A merseyside headteacher has been sacked over substandard building repairs at his school while he was in a hospital bed being treated for a suspected heart attack.
Kevin Cooney, head of Garswood Primary in Ashton-in-Makerfield, Wigan was travelling to a disciplinary hearing last month when he felt a tightening in his chest and was rushed to hospital. He was discharged the same day after doctors said he had suffered a massive anxiety attack.
Two days later, Mr Cooney, who had recently been seconded to the National College for School Leadership, was told by letter that he had lost his job and invoiced for Pounds 400 which had been paid to him in error.
St Helens Council fired the primary head without his union representative being present because he was involved in another case that day.
Mr Cooney told the The TES: "I still can't believe the way I have been treated - it's just outrageous. I just can't believe they would treat someone like this without hearing their side. I have been a public servant for more than 18 years, and then they take it all away from me. I'm still in shock."
The 59-year-old was suspended for nearly a year last March after school repair work he had signed off failed to meet health and safety standards. He was kept on until last February on full pay before eventually being struck off for "gross negligence" and "gross misconduct".
The repair work was commissioned by Garswood's board of governors, but Mr Cooney was suspended after it became clear that it would cost more than Pounds 20,000 to rectify the problem.
Mr Cooney, who lives in Liverpool, said the damage to his reputation had upset him most.
Before his suspension, in his role at the NCSL Mr Cooney had been a three-day-a-week week regional leader for the North West, working with 33 local authorities in the area - including St Helens - to turn around failing schools.
He has now lodged an appeal and vowed to take the issue to the European Court of Human Rights, if necessary.
Alec McFadden, Merseyside president of the Trades Union Council, is acting on behalf of Mr Cooney and is calling for a public hearing into the case.

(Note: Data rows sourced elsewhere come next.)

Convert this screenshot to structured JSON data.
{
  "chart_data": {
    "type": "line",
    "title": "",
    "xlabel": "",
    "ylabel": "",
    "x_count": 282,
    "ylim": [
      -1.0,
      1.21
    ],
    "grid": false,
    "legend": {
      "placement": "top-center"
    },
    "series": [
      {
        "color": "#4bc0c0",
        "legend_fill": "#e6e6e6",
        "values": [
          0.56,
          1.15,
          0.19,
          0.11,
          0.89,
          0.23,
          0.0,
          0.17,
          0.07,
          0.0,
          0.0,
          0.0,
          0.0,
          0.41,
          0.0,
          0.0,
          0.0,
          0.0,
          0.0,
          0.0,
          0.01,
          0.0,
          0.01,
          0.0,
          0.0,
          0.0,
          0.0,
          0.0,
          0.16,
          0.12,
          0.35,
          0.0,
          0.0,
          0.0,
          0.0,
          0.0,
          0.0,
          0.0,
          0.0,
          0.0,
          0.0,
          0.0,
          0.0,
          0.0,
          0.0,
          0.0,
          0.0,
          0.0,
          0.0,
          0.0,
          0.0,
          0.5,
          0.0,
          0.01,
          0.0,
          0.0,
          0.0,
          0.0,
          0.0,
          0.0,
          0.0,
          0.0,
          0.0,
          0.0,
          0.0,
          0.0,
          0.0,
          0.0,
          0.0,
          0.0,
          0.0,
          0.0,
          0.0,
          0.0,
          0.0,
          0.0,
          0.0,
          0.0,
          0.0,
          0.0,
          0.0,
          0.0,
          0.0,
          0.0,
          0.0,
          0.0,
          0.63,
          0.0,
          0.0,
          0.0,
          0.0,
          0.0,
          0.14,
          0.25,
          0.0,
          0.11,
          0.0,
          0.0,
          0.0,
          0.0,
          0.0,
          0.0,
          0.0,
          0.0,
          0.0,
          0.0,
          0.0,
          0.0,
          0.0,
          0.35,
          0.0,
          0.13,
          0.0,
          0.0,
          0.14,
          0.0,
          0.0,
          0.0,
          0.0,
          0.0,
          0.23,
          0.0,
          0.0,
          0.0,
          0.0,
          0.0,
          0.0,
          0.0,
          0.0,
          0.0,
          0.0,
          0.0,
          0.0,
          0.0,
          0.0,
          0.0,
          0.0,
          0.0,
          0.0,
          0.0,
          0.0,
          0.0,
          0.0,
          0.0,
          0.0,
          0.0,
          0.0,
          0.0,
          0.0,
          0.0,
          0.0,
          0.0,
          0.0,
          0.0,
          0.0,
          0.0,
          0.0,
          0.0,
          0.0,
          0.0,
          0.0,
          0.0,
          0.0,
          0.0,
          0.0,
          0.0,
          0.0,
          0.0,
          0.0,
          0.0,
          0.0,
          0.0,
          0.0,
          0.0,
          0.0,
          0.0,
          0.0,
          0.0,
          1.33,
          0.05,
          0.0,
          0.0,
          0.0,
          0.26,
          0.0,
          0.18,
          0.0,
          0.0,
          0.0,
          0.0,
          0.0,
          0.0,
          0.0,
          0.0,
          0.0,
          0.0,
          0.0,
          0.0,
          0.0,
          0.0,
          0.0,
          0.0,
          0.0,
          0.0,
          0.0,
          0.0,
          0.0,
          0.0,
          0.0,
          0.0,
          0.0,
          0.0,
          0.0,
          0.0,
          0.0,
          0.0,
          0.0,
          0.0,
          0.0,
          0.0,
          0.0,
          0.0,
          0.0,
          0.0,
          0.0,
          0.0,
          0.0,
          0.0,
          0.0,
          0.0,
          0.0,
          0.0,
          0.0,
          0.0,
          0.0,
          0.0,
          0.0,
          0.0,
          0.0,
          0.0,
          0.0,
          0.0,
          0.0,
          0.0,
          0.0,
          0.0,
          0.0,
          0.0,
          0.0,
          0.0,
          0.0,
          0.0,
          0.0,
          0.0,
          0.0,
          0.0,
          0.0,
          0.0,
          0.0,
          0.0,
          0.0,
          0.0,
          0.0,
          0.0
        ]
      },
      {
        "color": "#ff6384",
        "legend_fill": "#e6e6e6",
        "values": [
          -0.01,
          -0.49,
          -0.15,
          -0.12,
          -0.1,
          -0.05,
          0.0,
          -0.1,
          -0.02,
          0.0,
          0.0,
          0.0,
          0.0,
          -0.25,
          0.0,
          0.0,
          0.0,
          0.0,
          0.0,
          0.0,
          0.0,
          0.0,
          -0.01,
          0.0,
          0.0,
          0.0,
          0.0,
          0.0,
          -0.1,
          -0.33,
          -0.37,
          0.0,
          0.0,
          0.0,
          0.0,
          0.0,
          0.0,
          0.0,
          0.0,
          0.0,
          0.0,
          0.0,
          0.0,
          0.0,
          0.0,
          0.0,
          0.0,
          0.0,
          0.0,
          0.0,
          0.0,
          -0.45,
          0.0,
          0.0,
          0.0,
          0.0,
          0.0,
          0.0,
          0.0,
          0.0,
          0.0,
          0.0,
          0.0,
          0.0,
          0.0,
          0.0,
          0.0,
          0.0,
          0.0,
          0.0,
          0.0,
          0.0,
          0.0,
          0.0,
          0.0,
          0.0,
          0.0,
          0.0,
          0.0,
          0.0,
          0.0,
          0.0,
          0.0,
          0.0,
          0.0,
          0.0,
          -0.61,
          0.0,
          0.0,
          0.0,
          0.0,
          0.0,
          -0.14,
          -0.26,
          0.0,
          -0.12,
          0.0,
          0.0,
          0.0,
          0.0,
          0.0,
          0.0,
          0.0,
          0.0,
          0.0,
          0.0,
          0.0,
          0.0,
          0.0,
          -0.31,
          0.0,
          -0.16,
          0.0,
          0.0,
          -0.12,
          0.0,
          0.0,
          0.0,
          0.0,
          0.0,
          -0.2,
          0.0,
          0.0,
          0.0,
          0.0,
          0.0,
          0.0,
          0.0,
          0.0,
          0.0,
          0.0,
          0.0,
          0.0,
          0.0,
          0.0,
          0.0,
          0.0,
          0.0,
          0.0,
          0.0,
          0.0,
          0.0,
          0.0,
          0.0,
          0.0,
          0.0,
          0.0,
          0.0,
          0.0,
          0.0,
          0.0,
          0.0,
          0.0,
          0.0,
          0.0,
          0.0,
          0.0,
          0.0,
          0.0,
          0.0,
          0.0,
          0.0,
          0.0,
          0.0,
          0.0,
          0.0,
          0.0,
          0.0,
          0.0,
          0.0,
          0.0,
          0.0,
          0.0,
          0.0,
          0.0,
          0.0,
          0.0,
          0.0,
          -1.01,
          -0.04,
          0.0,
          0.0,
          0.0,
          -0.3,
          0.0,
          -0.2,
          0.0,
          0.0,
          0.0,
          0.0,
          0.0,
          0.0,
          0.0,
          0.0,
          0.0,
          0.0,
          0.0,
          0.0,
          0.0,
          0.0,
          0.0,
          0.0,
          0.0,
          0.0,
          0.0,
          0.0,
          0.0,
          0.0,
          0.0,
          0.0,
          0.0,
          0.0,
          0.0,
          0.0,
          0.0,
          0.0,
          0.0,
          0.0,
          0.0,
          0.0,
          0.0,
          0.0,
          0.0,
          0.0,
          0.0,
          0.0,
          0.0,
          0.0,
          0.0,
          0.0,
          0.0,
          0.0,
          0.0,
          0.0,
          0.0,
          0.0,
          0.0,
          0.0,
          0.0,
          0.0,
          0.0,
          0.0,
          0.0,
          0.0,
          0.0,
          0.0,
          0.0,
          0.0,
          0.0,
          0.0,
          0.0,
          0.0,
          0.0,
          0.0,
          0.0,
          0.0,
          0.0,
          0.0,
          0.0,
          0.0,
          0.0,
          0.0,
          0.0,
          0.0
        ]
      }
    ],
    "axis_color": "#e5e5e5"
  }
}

"I think the way this has been handled up to now has been staggering," Mr McFadden said. "My client has an unblemished record and was classified as a 'superhead' helping to work with other, less successful schools.
"I'm astounded that they would carry on and dismiss him when he is extremely ill and I am covering another case."
St Helens Council, which has fired two heads and two teachers in the past 12 months, confirmed that it had dismissed Mr Cooney but stated it would be "inappropriate" to comment at this time.